有趣的是，在类似于式(1)的条件下，有如下具有相同最佳常数因子的Hardy-Mulholland不等式^[1]:

$\sum\limits_{m=2}^{\infty} \sum\limits_{n=2}^{\infty} \frac{a_{m} b_{n}}{\ln m n}<\frac{{\rm{ \mathsf{ π} }}}{\sin ({\rm{ \mathsf{ π} }} / p)}\left(\sum\limits_{m=2}^{\infty} \frac{1}{m^{1-p}} a_{m}^{p}\right)^{\frac{1}{p}}\left(\sum\limits_{n=2}^{\infty} \frac{1}{n^{1-q}} b_{n}^{q}\right)^{\frac{1}{q}} 。$

(2)

2006年, 应用Euler-Maclaurin求和公式, KRNIC和PECARIC^[2]建立了式(1)的如下推广式:

$\begin{aligned} &\sum\limits_{m=1}^{\infty} \sum\limits_{n=1}^{\infty} \frac{a_{m} b_{n}}{(m+n)^{\lambda}}< \\ &\ \ B\left(\lambda_{1}, \lambda_{2}\right)\left[\sum\limits_{m=1}^{\infty} m^{p\left(1-\lambda_{1}\right)-1} a_{m}^{p}\right]^{\frac{1}{p}}\left[\sum\limits_{n=1}^{\infty} n^{q\left(1-\lambda_{2}\right)-1} b_{n}^{q}\right]^{\frac{1}{q}}, \end{aligned}$

(3)

其中, λ_i∈(0, 2](i=1, 2), λ₁+λ₂=λ∈(0, 4], 常数因子B(λ₁, λ₂)是最佳值, 其中 $B(u, v)=\int_{0}^{\infty} \frac{t^{u-1} \mathrm{~d} t}{(1+t)^{u+v}}$ (u, v > 0)为Beta函数。当p=q=2, λ₁=λ₂=λ/2, 由式(3)可导出杨必成^[3]关于Hilbert不等式推广的一个结果。2019年, 应用式(2)及Abel求和公式, ADIYASUREN等^[4]给出了核为1/(m+n)^λ且级数的项中涉及部分和的Hardy-Hilbert型不等式。众所周知，式(1)和式(2)及其积分形式在分析学及相关领域有重要的应用^[5-12]。
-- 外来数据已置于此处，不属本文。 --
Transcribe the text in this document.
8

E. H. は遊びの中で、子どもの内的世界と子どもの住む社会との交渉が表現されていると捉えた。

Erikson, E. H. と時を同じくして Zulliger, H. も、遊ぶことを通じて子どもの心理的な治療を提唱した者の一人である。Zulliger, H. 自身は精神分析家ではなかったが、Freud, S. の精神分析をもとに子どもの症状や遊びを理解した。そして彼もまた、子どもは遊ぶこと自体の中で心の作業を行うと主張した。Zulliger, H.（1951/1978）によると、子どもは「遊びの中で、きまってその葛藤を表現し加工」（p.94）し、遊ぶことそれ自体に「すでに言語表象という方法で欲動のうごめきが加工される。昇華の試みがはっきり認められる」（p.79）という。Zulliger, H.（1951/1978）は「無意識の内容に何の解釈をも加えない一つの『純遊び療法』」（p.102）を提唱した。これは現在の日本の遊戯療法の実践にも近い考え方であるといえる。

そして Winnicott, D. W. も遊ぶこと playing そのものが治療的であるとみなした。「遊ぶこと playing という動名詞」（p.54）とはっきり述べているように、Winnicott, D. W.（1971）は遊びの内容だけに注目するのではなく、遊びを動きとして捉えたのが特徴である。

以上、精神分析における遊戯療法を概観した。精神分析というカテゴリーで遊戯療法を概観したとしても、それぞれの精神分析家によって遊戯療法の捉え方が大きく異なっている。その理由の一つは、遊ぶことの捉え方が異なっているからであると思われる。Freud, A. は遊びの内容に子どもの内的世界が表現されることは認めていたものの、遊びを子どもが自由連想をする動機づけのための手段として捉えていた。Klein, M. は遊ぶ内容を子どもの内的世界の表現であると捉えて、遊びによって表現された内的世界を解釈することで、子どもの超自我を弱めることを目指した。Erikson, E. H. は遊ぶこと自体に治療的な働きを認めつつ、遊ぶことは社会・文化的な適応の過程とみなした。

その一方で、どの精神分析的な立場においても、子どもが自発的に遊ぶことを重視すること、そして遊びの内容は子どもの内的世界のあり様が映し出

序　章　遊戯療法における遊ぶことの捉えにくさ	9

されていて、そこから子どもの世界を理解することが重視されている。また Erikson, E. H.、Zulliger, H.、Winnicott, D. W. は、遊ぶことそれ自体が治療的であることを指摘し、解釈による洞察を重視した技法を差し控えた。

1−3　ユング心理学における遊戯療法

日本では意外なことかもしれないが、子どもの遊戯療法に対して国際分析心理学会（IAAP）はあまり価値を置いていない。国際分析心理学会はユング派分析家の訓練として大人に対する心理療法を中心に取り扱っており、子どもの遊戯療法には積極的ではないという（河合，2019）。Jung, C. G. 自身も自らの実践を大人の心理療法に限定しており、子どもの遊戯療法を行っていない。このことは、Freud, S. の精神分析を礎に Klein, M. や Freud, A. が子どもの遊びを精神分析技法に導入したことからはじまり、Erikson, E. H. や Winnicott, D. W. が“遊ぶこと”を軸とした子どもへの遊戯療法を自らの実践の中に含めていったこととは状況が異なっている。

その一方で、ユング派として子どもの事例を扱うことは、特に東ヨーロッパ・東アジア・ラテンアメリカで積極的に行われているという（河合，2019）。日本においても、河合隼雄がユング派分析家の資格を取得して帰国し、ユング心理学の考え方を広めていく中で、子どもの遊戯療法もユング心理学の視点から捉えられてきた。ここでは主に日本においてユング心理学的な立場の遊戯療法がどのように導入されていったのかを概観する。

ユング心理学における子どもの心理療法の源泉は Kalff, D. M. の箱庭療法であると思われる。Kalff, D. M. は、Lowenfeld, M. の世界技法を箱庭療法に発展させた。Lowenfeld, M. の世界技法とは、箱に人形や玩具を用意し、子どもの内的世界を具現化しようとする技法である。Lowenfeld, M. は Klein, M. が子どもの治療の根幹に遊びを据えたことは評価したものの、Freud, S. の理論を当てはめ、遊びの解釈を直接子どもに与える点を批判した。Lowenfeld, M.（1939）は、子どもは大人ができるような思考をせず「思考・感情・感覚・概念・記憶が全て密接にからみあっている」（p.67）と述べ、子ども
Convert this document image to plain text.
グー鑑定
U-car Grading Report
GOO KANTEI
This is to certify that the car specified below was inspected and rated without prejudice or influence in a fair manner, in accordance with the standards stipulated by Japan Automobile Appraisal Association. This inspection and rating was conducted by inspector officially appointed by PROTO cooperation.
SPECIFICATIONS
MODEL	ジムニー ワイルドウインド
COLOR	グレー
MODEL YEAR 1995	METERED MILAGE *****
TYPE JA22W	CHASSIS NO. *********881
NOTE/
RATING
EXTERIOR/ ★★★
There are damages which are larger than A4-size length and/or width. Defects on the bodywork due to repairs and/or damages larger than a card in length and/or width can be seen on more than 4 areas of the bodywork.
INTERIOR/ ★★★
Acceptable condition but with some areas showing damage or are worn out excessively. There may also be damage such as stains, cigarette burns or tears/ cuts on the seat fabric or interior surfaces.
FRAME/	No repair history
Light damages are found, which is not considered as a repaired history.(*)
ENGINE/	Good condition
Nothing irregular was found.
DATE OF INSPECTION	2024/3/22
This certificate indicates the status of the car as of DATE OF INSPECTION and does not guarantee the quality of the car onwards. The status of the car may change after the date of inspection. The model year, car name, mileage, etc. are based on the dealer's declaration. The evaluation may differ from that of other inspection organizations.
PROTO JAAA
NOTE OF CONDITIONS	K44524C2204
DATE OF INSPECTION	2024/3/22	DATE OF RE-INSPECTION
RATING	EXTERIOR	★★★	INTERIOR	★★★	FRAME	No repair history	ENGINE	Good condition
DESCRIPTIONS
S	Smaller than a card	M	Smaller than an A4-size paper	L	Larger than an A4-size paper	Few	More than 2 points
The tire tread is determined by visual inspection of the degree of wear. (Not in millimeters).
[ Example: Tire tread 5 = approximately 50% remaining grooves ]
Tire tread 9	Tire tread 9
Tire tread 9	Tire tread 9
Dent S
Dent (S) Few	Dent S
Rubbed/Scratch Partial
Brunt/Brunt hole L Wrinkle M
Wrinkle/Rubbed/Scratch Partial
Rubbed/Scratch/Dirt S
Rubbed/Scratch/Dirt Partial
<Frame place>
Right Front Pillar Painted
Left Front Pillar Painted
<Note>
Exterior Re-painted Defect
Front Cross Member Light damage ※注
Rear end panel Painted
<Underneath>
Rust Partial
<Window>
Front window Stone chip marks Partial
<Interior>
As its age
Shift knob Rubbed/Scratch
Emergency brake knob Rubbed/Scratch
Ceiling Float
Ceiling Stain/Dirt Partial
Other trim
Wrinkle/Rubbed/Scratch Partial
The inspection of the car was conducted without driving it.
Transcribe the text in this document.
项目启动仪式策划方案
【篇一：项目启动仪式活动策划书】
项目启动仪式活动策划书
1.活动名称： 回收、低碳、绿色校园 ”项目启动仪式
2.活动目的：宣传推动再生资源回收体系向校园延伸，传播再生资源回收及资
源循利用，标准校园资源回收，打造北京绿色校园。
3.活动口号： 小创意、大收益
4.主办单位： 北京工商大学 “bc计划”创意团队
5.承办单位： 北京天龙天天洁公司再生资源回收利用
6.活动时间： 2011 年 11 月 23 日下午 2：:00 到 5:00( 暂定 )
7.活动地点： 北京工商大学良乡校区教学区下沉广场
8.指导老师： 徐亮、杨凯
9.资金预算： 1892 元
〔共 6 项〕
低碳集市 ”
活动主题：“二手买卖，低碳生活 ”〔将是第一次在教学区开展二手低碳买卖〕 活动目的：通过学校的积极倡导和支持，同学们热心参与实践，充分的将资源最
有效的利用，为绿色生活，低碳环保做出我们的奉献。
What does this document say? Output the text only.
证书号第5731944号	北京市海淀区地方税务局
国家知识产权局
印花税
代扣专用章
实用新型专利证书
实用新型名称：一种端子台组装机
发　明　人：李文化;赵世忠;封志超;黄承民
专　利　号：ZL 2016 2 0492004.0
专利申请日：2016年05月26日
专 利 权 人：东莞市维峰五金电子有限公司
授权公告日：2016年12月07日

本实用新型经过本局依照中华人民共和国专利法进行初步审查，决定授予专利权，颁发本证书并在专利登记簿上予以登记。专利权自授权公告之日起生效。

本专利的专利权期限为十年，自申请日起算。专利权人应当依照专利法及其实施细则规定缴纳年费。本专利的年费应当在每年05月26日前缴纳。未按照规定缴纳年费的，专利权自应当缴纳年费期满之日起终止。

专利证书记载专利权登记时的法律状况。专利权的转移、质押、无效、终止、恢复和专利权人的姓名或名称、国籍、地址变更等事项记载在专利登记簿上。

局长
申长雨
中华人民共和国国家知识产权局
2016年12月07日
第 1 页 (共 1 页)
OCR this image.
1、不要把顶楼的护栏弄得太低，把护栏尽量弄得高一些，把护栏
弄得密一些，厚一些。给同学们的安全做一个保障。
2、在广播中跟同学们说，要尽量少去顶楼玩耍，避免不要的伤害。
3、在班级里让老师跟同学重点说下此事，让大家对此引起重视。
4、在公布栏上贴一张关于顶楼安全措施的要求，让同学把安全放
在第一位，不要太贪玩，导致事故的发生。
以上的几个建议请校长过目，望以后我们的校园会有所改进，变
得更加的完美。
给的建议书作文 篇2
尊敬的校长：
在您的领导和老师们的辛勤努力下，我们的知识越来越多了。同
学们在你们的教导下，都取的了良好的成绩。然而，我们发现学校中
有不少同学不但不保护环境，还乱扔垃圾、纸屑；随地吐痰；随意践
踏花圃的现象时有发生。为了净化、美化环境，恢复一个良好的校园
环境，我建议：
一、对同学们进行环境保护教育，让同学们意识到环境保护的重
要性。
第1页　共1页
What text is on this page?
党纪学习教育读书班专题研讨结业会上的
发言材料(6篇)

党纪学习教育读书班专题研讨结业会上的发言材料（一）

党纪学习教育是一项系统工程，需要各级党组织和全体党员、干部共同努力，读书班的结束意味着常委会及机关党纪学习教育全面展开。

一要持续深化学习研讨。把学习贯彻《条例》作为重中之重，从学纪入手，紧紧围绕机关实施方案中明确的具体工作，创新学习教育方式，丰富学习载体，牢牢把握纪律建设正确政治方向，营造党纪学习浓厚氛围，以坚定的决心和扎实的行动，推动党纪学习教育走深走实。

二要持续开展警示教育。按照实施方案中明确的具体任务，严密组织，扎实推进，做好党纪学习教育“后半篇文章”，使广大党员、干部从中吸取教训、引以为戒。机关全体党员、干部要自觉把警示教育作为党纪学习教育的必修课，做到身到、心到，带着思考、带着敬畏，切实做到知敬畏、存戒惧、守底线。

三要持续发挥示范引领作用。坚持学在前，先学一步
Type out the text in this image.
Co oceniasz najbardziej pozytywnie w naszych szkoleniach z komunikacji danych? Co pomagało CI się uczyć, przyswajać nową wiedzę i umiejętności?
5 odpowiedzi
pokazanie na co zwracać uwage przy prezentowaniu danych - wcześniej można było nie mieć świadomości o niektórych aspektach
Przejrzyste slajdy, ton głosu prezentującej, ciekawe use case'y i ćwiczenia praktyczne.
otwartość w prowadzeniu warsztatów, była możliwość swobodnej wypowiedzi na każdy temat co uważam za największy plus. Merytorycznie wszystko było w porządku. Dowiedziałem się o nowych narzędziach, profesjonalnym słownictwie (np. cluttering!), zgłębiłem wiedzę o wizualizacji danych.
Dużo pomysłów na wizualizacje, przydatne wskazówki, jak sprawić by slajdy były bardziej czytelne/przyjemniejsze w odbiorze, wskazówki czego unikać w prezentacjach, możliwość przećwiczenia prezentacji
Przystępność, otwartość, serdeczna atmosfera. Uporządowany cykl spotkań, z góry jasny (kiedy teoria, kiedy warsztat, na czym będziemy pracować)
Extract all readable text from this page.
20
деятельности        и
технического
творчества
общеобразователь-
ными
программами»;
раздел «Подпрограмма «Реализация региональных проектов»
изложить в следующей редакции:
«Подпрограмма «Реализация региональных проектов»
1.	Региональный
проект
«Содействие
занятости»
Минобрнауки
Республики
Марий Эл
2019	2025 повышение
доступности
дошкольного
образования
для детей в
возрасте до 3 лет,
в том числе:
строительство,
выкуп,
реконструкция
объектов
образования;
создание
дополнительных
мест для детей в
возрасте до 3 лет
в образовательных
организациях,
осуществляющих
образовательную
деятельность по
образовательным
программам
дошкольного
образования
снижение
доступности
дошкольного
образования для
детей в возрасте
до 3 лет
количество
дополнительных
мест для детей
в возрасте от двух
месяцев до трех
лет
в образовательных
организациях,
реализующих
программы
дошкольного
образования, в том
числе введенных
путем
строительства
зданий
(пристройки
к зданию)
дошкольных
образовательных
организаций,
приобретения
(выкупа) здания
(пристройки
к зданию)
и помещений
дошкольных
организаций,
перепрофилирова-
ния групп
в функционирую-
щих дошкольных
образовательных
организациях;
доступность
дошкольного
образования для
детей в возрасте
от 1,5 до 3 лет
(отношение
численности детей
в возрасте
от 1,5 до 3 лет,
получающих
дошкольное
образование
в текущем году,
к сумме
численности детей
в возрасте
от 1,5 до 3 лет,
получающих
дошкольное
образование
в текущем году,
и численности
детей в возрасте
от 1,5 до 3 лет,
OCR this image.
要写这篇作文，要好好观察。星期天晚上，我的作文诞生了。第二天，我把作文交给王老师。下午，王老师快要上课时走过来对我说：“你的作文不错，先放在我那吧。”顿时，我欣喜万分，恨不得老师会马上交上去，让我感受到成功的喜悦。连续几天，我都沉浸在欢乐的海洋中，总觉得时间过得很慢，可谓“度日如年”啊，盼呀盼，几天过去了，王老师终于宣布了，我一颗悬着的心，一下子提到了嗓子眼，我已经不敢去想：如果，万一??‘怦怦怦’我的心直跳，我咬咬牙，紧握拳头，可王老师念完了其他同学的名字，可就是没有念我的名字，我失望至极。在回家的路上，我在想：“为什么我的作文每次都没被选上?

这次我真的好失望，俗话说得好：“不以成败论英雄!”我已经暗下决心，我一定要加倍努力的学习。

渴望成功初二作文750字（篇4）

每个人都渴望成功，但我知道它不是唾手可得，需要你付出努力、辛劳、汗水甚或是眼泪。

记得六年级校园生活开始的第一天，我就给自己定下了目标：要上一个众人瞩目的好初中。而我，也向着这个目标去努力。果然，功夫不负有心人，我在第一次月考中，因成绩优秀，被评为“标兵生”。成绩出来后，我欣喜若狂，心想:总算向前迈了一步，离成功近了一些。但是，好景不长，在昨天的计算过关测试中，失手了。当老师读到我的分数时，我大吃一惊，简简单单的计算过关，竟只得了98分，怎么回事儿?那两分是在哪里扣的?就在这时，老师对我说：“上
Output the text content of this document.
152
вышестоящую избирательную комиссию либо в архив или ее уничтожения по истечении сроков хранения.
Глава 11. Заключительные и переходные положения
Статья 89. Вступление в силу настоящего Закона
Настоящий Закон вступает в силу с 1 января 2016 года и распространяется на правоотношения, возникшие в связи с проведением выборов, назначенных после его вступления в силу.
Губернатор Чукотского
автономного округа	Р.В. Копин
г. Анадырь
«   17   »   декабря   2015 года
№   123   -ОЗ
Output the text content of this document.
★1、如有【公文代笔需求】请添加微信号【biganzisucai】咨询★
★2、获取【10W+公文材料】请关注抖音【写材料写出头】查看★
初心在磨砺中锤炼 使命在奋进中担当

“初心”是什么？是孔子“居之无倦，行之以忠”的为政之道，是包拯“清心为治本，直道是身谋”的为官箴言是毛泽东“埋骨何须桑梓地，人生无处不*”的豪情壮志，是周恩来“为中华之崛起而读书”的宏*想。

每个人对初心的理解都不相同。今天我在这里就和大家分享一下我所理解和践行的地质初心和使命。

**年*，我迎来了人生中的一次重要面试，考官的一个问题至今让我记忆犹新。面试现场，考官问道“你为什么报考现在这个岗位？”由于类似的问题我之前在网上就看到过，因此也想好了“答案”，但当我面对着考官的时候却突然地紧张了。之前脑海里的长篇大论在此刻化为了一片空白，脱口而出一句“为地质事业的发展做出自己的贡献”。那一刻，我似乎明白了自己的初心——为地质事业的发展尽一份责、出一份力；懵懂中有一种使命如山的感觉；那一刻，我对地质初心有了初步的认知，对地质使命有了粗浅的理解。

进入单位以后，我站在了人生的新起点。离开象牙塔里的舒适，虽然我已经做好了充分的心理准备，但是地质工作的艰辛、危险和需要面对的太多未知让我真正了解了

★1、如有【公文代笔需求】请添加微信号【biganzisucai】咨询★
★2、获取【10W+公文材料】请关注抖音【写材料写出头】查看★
2020年，黄启亮等^[13]给出一个一般齐次核Hardy-Mulholland型不等式, 推广了Hardy-Mulholland不等式, 即:

$\begin{gathered} \sum\limits_{m=2}^{\infty} \sum\limits_{n=2}^{\infty} k_{\lambda}\left(\ln U_{m}, \ln V_{n}\right) a_{m} b_{n}<k_{\lambda}^{1 / p}\left(\lambda-\lambda_{2}\right) k_{\lambda}^{1 / p}\left(\lambda_{1}\right) \times \\ {\left[\sum\limits_{m=2}^{\infty}\left(\frac{U_{m}}{\mu_{m}}\right)^{p-1}\left(\ln U_{m}\right)^{p\left[1-\left(\left(\lambda-\lambda_{2}\right) / p+\lambda_{1} / q\right)\right]-1} a_{m}^{p}\right]^{\frac{1}{p}} \times} \\ {\left[\sum\limits_{n=2}^{\infty}\left(\frac{V_{n}}{\nu_{n}}\right)^{q-1}\left(\ln V_{n}\right)^{q\left[1-\left(\left(\lambda-\lambda_{1}\right) / q+\lambda_{2} / p\right)\right]-1} b_{n}^{q}\right]^{\frac{1}{q}}}, \end{gathered}$

(4)

其中, $U_{m}=\sum_{i=1}^{m} \mu_{i}, V_{n}=\sum_{j=1}^{m} \nu_{j}, k_{\lambda}(x, y)$ 是-λ齐次函数。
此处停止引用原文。